2024-01-07 19:17:14 | 韓国映画(&その他の映画)
 今年最初の映画鑑賞は1月2日イオンシネマ徳島で観た「ファースト・カウ」です。
 唐突ですが、このブログ記事を今読み始めた方々にお尋ねします。お住まいの都道府県に映画館はいくつありますか?
 ある詳細な映画&映画館関係のデータサイトによると高知県が2館て最少。徳島県は鳥取・島根と並び3館で全国2番目の少なさです。(※このデータ集の中の全国の1人当たり年間映画鑑賞回数を見ると2019年が1.5回、2021年が0.8回という数値には愕然!)
 その県内3館の映画館中、徳島駅から歩いてすぐの商店街にある1館に行ってみると、(横浜基準では)ミニシアターほどの小ぢんまりとした映画館でした。
 市内でもう1館のイオンシネマ徳島は私ヌルボにとってはよく知らない、徳島駅からは直線でも約2キロは離れた所にあるイオンモールの最上階(5F)にあるとか。で、とくに期待感もなく上映作品をPCで見てみると・・・。

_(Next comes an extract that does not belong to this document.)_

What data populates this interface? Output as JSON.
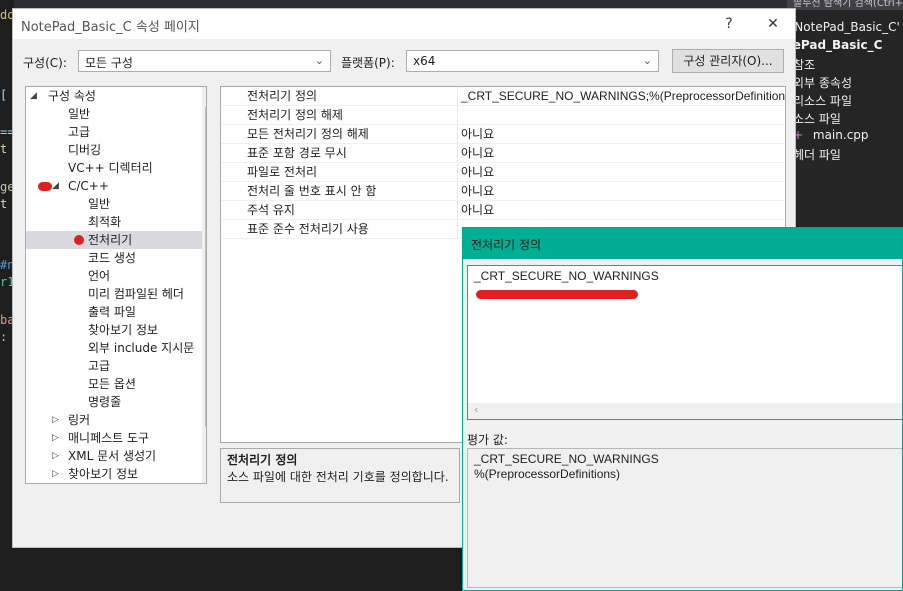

えっ!?まさか! 「ファースト・カウ」があるではないですか! (一部の?)映画オタクの間で注目のアメリカの女性監督ケリー・ライカートの注目作です。
 
 この作品は、2021年11月10日の過去記事でも書いた通り韓国では2021年11月4日に公開されて記者・評論家が絶賛しています。私ヌルボも期待を込めて詳しく内容を紹介しました
 そんな作品が日本でも約2年後の12月22日ようやく公開されたことは知っていましたが、その時点での上映館は東京で4館、神奈川では1館のみ。そんな地味な(?)作品をイオンシネマ徳島では12月29日から上映しているのです。
 「これは行かずばなるまいて!」と自動車専用道を行くと早いのでタクシーを張り込んで行くと、イオンモールの大きさと客の多さにビックリ!×2。(人口約25万の1%はいたかも・・・!?) そして5Fの映画館に行ったらスゴイすごいスゴイ!×3。とても広いし少し薄暗くて良いフンイキ。横浜で近所にあるブルク13も大きなシネコンで同じフロアにはレストラン等もありますが、イオンシネマ徳島は映画館を抜けると飲食店街があり映画の客よりもたくさんの客で(正月だからか?)ごった返している感じ。

 「ファースト・カウ」には全72席で観客が7人。私ヌルボの前に3人組、後ろに1人×3。皆さんに「どんな経緯で観に来られたのですか?」と訊いてみたくなりました。
 作品は期待通り! ややこしい部分もわりとあるので表紙から裏表紙まで牛の目玉の部分に穴が貫通しているパンフを買い、モールの前から出ている徳島駅前行きのバスに乗って帰りました。